The Clarks returned to the property in 1947 devoting the next 35 years to preservation and amassing a huge art collection and architectural fragments. They had responded to calls for preservation of historic buildings that were being demolished in late 1959s by taking away remnants of the buildings and re-erecting them in the Guild gardens, the front gate of the Guild Inn, and the front gate of the Guildwood Village neighbourhood.

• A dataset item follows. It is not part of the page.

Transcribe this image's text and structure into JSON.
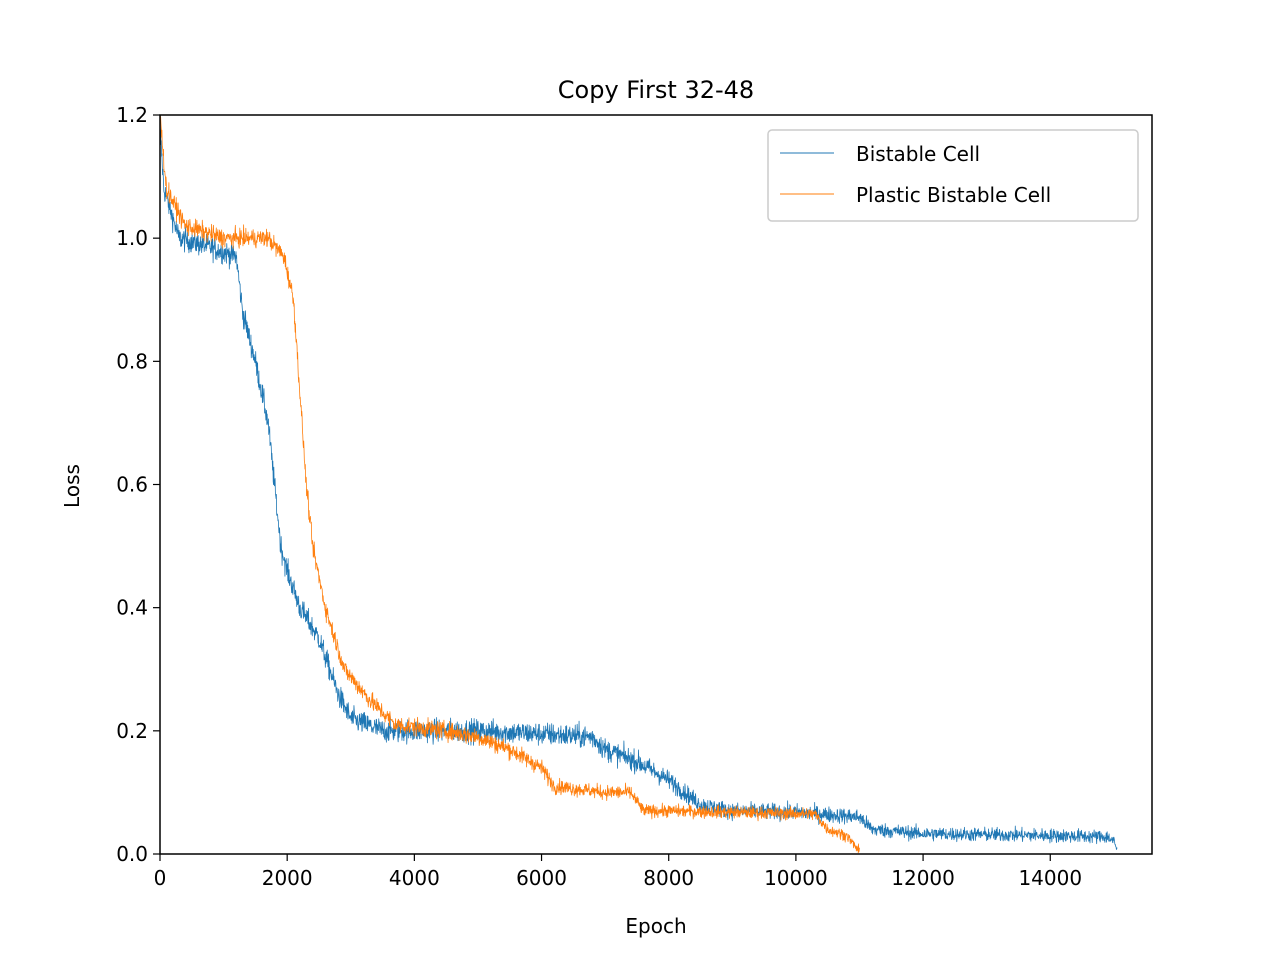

The remnants include a facade of The Temple Building (62 Richmond Street West and Bay Street ) which was the tallest building till 1905, animal bas-relief panels from Bank of Montreal by famous artist Jacobine Jones, and a Log cabin built in 19th century. The Greek theatre was constructed with the ornate archways and eight pillars of the Bank of Toronto building of 1913. There are public artworks, including sculptures by E. B. Cox, Sorel Etrog, Emmanuel Hahn, Frances Loring and Florence Wyle.

Architectural fragments preserved from notable demolished buildings are today’s photoshoot landmarks. While we were ruminating in the freshness there was a wedding entourage waiting patiently for their mythical Greek journey.

From the incandescent to the sublime as nature takes over and we wander the woodland trails alongside Lake Ontario. One can catch a glimpse of the Scarborough Bluffs from the cliffs as you cross the terracotta gates to the viewpoint overlooking Lake Ontario. Here the path divides into two – the left returns you to the parking lot, while the right path meanders along Lake Ontario till Livingston Road. We stayed within the Guild park confines revelling in bird songs, admiring the relics and the lake waters.

The heritage treasures include the oldest building in Scarborough, the Osterhout Log Cabin and other remembrances as the Oak tree, the Water Wheel.

The actual date of the construction of the Log Cabin is unknown. William Osterhout was owner of the land in 1805 but there is no record of a log cabin during the time he lived on the property. The hut was part of the sold property changing hands. Its present name, Osterhout Cabin, and protected heritage status was granted in 1980. Artist Elizabeth Fraser Williamson is said to have used the cabin as a studio from 1970 to 1995.

During summer months, The Guild gardens and hotel reverberate to the sounds of dialogues and music via theatre and other Art festivals. In 2011, the iconic Greek Stage was the setting for Canadian rapper Drake’s lead single from his album Take Care.

Sniffing for creatures small.

A relaxing afternoon in ornamental settings and a perfect pulchritudinous weekend adieu.

Location: The Park is located on Guildwood Parkway, east of Eglinton Avenue East and Kingston Road. South of the Guild Inn is a grassy, open space. To the East a ravine leads down from Guildwood Parkway to Lake Ontario. The edges of the Bluffs are roped off for safety due to cases of the daring, sliding down to the waters.